-----Original Message-----On Behalf Of Jiri Kuthan
Sent: Monday, May 30, 2005 5:36 AM
At 03:40 AM 5/30/2005, Java Rockx wrote:
Currently, usrloc is replicated via t_replicate()
using db_mode=writeback.
However, our lazy-load patch would obsolete the need for
t_replicate() because we
have multiple MySQL servers that are
active-active so __all__ replication really occurs at the database
layer rather than the SIP layer.
So this is the point which I am still struggling with. I mean
generally there is a problem
of read-write intenstive UsrLoc operations. We can move it from
SIP to DB. However, whichever
layer we choose to solve the problem, it takes careful
dimensioning. Otherwise the
replication mechanism may cause peformance problems.
What Mysql setup are you exactly using? Cluster? Master/slave replication?
Otherwise I think that the cache policy "load-on-demand" makes sense.

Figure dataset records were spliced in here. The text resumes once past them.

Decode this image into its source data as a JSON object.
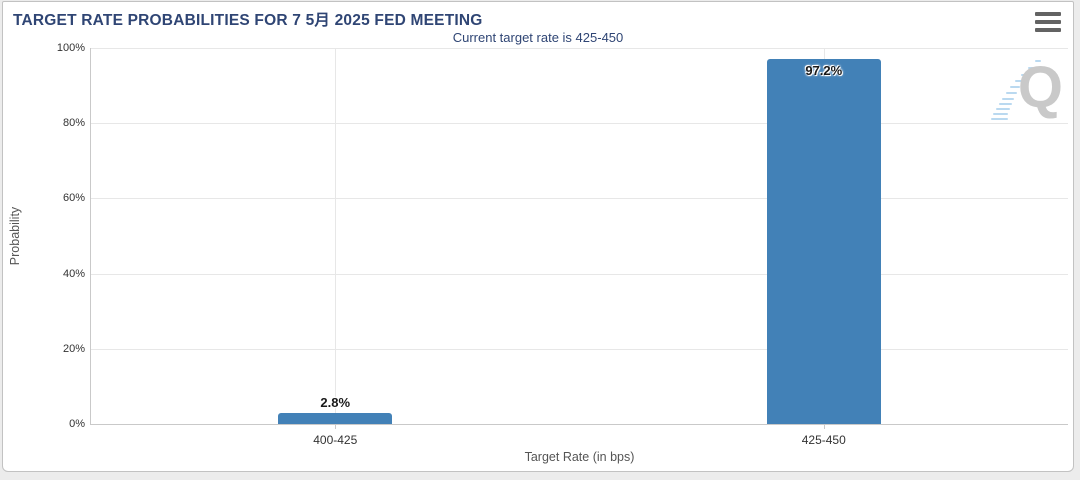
{
  "header": {
    "title": "TARGET RATE PROBABILITIES FOR 7 5月 2025 FED MEETING"
  },
  "chart_data": {
    "type": "bar",
    "title": "TARGET RATE PROBABILITIES FOR 7 5月 2025 FED MEETING",
    "subtitle": "Current target rate is 425-450",
    "categories": [
      "400-425",
      "425-450"
    ],
    "values": [
      2.8,
      97.2
    ],
    "data_labels": [
      "2.8%",
      "97.2%"
    ],
    "xlabel": "Target Rate (in bps)",
    "ylabel": "Probability",
    "ylim": [
      0,
      100
    ],
    "ytick_labels": [
      "100%",
      "80%",
      "60%",
      "40%",
      "20%",
      "0%"
    ],
    "grid": true,
    "legend_position": "none",
    "bar_color": "#4281b7"
  },
  "watermark": {
    "letter": "Q"
  },
  "colors": {
    "title_navy": "#2f4574",
    "bar_blue": "#4281b7",
    "grid_gray": "#e7e7e7",
    "axis_gray": "#c9c9c9",
    "watermark_gray": "#c9c9c9",
    "watermark_blue": "#bad9f0"
  }
}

If pure DB replication is used, what would happen in the following scenario:
A given user receives multiple calls such that more than 1 physical SER
server has userloc
cache populated.
The user then phsyically moves or changes return contact registration
information and re-registers.
It seems that the specific SER server that handled the registration would
update cache and the
backend DB would be updated. But any attempt to contact the user through a
SER server that has
not yet expired the old cache info would fail.